Ne yazık ki seçmenimiz REİS ve Cumhur ittifakı yöneticilerince kendisine verilen ince mesajı almamakta ısrar ediyor.
Bu seçimi vatandaşımız çok basit yüzeysel, görüyor düşünüyor algılıyor olabilir
Maalesef vehamed bunun çok ötesinde.
Birilerinin, şan şeref mal ve canını çoktan geçtik, tüm dünya ederini gözden çıkararak, millet için tercih ettiği, durulabilecek en iyi noktada durmaya çalıştığını anlamamız gerek.
Şu önemli ayrıntıyı fark etmemiz lazım.
Sen ben gibi cahillerin gördüğünü yukarıdakiler çok daha detaylı ve ayrıntılı görüyor ve biliyorlar.

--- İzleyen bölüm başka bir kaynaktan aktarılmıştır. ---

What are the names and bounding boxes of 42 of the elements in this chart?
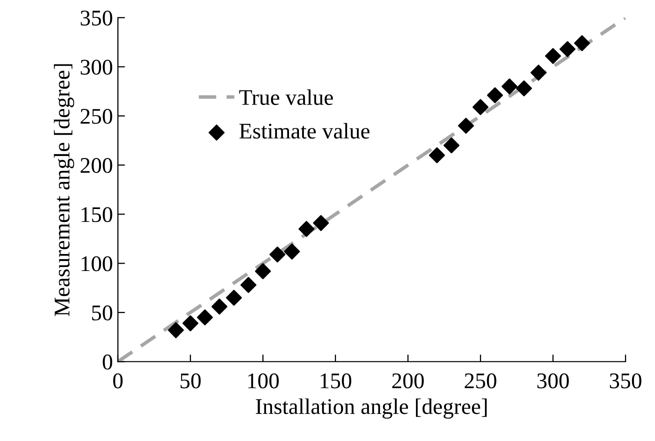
point: [312, 215, 329, 232]
legend-label: True value: [239, 89, 333, 106]
point: [196, 309, 213, 326]
point: [444, 137, 460, 154]
y-tick-label: 50: [92, 305, 112, 320]
point: [226, 290, 242, 306]
point: [487, 87, 503, 104]
point: [472, 99, 488, 116]
x-axis-title: Installation angle [degree]: [256, 398, 487, 419]
legend-label: Estimate value: [239, 122, 370, 139]
point: [429, 147, 445, 164]
x-tick-label: 0: [113, 373, 123, 388]
x-tick-label: 250: [464, 373, 496, 388]
x-tick-label: 300: [537, 373, 569, 388]
y-tick-label: 250: [80, 108, 112, 124]
y-tick-label: 150: [82, 207, 112, 222]
y-axis-title: Measurement angle [degree]: [54, 64, 74, 316]
x-tick-label: 200: [392, 373, 424, 388]
x-tick-label: 350: [610, 373, 642, 388]
y-tick-label: 350: [80, 10, 112, 26]
point: [530, 64, 546, 81]
y-tick-label: 200: [80, 158, 112, 173]
point: [182, 315, 198, 332]
point: [211, 298, 228, 315]
y-tick-label: 0: [102, 354, 112, 370]
point: [560, 41, 576, 58]
y-tick-label: 300: [80, 60, 112, 75]
point: [269, 246, 286, 262]
x-tick-label: 150: [320, 373, 352, 388]
point: [284, 244, 300, 260]
point: [502, 78, 518, 94]
x-tick-label: 50: [180, 373, 201, 388]
point: [545, 48, 561, 64]
point: [458, 118, 474, 134]
x-tick-label: 100: [248, 373, 279, 388]
point: [254, 263, 271, 280]
y-tick-label: 100: [82, 256, 112, 272]
point: [574, 35, 590, 52]
point: [516, 80, 532, 96]
point: [168, 322, 184, 338]
point: [298, 220, 314, 237]
point: [240, 276, 256, 293]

Bu nedenle Beka meselesi olduğunu ve bunun hele bu süreçte çok daha önem arz ettiğini topluma bildiriyorlar.
Bu seçimin bir koltuk meselesi olmadığını görmemiz aciliyetle önem arz ediyor.
Bu zamanlar “Yas İstiklal Ya Ölüm” zamanlarına zemin hazırlayan şer güçlerle mücadele zamanıdır.
Çok saf, ahmak körlük ve sağırlıklarla yatıp kalkarsak Allah muhafaza ileride felaketi hak eder durumları yaşamamız kaçınılmaz olur.”
EVET... Gözler kumdan çıkarılmalı, sağır kulaklar duymalı... Bazı hatalar, eksikleri ve yanlışları bahane ederek çizgimizden asla sapmamız gerekir. Yarın istikbali kaybedersek bağımsız ülkemiz ötesinde bir belediyemiz bile olmayacaktır. Tamamen dışarının isteği üzerine yönetilen ırgatlar olarak verdikleri kadar ekmek, istedikleri kadar nefes almak zorunda kalırız.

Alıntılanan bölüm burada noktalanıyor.